The frame has been primed and is now ready for scuffing and paint. Hopefully it'll be in color before I leave for California next week, but we'll see...



Also, the engine is still cleaning up slowly but nicely. I think I have this side cover just about the right level of shiny for my taste. Not too dull, not to reflective.

Re: '71 Honda CB350t cafe build

Frame paint!





This was originally going to be a mostly-black bike, but the more I thought about it the more having some color on it made sense, especially from a safety standpoint. I'd rather stick out like a sore thumb than blend into the background. This paint was left over from a race car paint job done by a friend of a friend. It sprayed on satin with just a slight amount of gloss, and I love how the sheen turned out. Touch-up guns FTW.
Re: '71 Honda CB350t cafe build

I finally got the universal coils mounted. I ended up making a new bracket for the condenser as well (which you can't really see, but it's tucked in there).

I also mounted the reg/rec combo permanently behind the battery box.

Mocking up the rearsets (from Slipstream). This also shows the driver foot pegs cut off but the kickstand and cross-bracket still in place. I'm also experimenting with some black POR-15 on the bottom of both the kickstand and the center stand. We'll see how durable it really is.

Handlebars are on so I can maneuver the bike around the shop.

Rear brake on and linked (although nothing's been adjusted yet. Kudos to Slipstream for the cool bracket allowing me to use the stock brake light switch.

Last Thursday we re-installed the engine.

eBay LED turn signals for the front and back (back ones aren't mounted yet). These seem to be pretty nice, they're actually metal and are pretty bright.

Front fender chopped, installed and front brake hooked up. I wish I could figure out where I put the speedo cable...

Rear fender chopped (using the front half only) and the tail light / license plate bracket temporarily installed. I need to tweak the bracket a bit, then reinforce and paint it.
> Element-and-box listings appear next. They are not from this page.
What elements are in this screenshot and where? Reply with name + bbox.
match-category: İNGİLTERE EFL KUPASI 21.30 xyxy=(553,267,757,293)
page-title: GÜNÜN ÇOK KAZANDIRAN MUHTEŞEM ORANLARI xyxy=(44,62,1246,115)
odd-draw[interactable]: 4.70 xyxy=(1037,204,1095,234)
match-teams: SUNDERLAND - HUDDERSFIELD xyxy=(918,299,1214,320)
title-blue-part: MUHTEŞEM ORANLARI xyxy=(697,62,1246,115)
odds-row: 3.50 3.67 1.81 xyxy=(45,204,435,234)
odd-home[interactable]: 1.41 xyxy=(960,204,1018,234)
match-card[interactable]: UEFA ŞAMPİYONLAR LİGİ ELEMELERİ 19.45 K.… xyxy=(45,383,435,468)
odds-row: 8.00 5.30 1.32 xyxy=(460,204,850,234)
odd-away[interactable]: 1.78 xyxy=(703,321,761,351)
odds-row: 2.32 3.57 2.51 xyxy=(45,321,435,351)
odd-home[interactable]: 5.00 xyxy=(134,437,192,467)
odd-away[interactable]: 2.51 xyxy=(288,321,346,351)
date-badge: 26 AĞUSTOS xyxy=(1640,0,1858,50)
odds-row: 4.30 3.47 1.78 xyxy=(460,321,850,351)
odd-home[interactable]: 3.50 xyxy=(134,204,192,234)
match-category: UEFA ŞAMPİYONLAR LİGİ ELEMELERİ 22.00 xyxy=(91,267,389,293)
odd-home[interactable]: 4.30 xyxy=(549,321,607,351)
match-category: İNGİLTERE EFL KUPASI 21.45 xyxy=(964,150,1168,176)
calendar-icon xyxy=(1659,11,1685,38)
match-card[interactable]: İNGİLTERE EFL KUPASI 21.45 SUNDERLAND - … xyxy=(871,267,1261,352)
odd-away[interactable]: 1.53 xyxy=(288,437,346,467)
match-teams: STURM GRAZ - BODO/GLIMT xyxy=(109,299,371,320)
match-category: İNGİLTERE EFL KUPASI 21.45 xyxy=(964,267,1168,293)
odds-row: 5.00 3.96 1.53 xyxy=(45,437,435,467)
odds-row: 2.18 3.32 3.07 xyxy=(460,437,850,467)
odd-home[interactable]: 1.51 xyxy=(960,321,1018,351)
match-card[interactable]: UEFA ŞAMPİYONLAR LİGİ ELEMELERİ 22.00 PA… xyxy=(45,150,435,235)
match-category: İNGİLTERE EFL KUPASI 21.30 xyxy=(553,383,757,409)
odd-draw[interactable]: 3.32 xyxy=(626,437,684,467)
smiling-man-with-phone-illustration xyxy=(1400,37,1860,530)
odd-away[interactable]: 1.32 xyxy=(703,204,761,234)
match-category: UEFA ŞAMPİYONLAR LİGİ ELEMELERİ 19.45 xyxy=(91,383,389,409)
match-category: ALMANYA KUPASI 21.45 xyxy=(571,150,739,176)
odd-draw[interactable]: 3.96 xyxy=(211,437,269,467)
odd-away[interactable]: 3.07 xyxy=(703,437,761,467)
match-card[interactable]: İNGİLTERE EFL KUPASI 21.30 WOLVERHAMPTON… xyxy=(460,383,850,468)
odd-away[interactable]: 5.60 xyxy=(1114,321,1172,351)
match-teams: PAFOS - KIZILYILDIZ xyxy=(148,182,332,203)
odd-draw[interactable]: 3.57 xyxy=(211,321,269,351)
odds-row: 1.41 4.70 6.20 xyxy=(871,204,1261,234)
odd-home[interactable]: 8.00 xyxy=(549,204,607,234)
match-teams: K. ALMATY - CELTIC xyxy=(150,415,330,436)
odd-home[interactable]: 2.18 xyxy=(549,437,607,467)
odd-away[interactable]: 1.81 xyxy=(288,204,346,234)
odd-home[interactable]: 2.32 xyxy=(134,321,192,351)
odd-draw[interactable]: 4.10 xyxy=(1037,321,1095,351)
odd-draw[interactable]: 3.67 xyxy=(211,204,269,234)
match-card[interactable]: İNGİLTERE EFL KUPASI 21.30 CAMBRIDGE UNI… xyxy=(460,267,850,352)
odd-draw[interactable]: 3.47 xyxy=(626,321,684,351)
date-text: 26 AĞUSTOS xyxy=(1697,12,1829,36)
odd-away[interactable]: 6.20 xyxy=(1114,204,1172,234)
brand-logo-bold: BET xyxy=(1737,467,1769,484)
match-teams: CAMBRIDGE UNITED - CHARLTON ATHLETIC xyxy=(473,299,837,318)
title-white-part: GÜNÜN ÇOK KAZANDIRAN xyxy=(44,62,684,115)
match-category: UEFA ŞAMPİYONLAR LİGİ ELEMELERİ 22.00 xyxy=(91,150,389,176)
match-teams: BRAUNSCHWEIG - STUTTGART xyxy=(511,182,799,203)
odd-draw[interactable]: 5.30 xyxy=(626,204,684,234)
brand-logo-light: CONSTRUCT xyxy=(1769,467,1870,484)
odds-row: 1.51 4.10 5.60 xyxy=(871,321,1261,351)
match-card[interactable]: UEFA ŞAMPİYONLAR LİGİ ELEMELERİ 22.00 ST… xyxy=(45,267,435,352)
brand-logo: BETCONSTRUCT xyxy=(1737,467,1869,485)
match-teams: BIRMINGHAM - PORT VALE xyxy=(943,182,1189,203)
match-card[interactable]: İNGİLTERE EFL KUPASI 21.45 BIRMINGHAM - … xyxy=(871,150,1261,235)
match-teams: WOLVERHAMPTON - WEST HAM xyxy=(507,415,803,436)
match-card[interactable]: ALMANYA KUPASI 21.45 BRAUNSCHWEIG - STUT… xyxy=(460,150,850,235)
I'll be modifying the original turn signal brackets to hold the new ones and they'll mount in the stock locations.

Re: '71 Honda CB350t cafe build

I got my gas tank and seat back from my buddy Nick this morning and they're mocked up on the bike. Awesome. The throttle cable should get finished today and then I can actually start to button this bike up and get it running!

I put a new condenser in yesterday along with new points and now I have spark (imagine that). Gimme some fuel in that freshly-painted tank and it should run.

The rear brake still needs some adjustment as well as the clutch, but we're getting down to it.

Also note the fun I had with a hole saw. :)
It's Alive!!! Re: '71 Honda CB350t cafe build

Fired it up for the first time this morning! We spent some time adjusting the clutch and fiddling around with the shifter shaft, after which I took it for its first (albeit brief) ride. There are some things to adjust, tighten, loosen, reposition, and the carbs definitely need to be balanced, but a good day indeed.